Inoue J, Kerr L D, Ransone L J, Bengal E, Hunter T, Verma I M
Molecular Biology and Virology Laboratory, Salk Institute, San Diego, CA 92186-5800.
Proc Natl Acad Sci U S A. 1991 May 1;88(9):3715-9. doi: 10.1073/pnas.88.9.3715.

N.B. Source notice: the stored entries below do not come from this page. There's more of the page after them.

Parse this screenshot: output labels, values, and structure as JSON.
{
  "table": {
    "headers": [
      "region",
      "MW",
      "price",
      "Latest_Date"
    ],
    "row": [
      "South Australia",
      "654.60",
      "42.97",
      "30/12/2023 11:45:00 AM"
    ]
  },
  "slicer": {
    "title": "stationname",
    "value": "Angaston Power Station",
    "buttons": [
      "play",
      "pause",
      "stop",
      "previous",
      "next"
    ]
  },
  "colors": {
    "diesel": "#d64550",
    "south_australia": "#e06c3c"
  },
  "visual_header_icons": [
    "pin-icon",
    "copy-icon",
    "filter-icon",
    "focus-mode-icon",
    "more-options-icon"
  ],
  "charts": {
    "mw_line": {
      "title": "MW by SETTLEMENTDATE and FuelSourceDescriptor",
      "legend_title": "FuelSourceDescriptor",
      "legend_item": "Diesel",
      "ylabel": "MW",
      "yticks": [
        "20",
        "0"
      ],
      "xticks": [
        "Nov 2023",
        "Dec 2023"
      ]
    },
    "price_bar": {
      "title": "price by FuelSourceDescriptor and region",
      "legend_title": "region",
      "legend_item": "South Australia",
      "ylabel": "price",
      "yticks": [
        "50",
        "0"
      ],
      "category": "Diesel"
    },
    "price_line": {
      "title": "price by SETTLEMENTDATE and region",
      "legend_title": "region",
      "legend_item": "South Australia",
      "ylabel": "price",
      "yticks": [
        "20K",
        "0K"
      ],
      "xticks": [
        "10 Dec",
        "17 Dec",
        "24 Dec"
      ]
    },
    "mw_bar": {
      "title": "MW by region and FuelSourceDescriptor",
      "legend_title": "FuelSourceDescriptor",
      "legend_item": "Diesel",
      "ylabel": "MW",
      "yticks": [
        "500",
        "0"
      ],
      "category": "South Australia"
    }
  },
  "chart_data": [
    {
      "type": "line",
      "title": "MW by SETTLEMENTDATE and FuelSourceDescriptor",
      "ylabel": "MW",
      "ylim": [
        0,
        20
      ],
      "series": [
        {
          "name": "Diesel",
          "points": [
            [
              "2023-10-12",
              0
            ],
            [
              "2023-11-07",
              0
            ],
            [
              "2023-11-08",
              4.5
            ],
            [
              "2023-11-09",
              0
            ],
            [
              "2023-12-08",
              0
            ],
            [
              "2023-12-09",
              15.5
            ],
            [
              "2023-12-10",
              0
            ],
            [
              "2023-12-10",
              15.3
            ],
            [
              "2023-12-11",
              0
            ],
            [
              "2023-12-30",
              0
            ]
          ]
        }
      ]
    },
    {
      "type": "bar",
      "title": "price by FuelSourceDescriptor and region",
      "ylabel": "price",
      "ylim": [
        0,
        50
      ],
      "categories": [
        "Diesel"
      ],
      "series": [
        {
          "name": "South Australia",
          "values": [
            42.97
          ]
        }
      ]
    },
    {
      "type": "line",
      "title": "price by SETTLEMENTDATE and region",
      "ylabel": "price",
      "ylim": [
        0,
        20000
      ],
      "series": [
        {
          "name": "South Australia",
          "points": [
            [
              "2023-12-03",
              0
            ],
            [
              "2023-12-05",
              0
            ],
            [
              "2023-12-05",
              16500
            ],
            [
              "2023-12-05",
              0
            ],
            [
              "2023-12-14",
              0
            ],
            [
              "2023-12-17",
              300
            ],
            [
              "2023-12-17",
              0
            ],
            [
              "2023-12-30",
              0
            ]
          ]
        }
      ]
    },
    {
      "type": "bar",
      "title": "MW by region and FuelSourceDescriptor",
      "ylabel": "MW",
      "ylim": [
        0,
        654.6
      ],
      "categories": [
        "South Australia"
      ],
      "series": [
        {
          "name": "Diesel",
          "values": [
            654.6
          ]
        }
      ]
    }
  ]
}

We show that the product of the protooncogene c-rel is a constituent of an NF-kappa B-like complex that binds to the kappa B site originally identified in the enhancer of immunoglobulin kappa light chain gene. c-rel protein synthesized in bacteria binds to the kappa B site in a sequence-specific manner. The rel-kappa B complex can be disrupted by incubation with anti-rel antibodies. The rel protein can form oligomers. The c-rel protein can activate transcription from promoters containing kappa B sites; v-rel, on the other hand, suppresses the transcription of genes linked to kappa B sites. Thus, v-rel may interfere with the normal transcriptional machinery of the cell by acting as a dominant negative mutant.
我们发现原癌基因c-rel的产物是一种类NF-κB复合物的组成成分,该复合物可与最初在免疫球蛋白κ轻链基因增强子中鉴定出的κB位点结合。在细菌中合成的c-rel蛋白以序列特异性方式与κB位点结合。rel-κB复合物可通过与抗rel抗体孵育而被破坏。rel蛋白可形成寡聚体。c-rel蛋白可激活含有κB位点的启动子的转录;另一方面,v-rel则抑制与κB位点相连的基因的转录。因此,v-rel可能通过作为显性负突变体来干扰细胞的正常转录机制。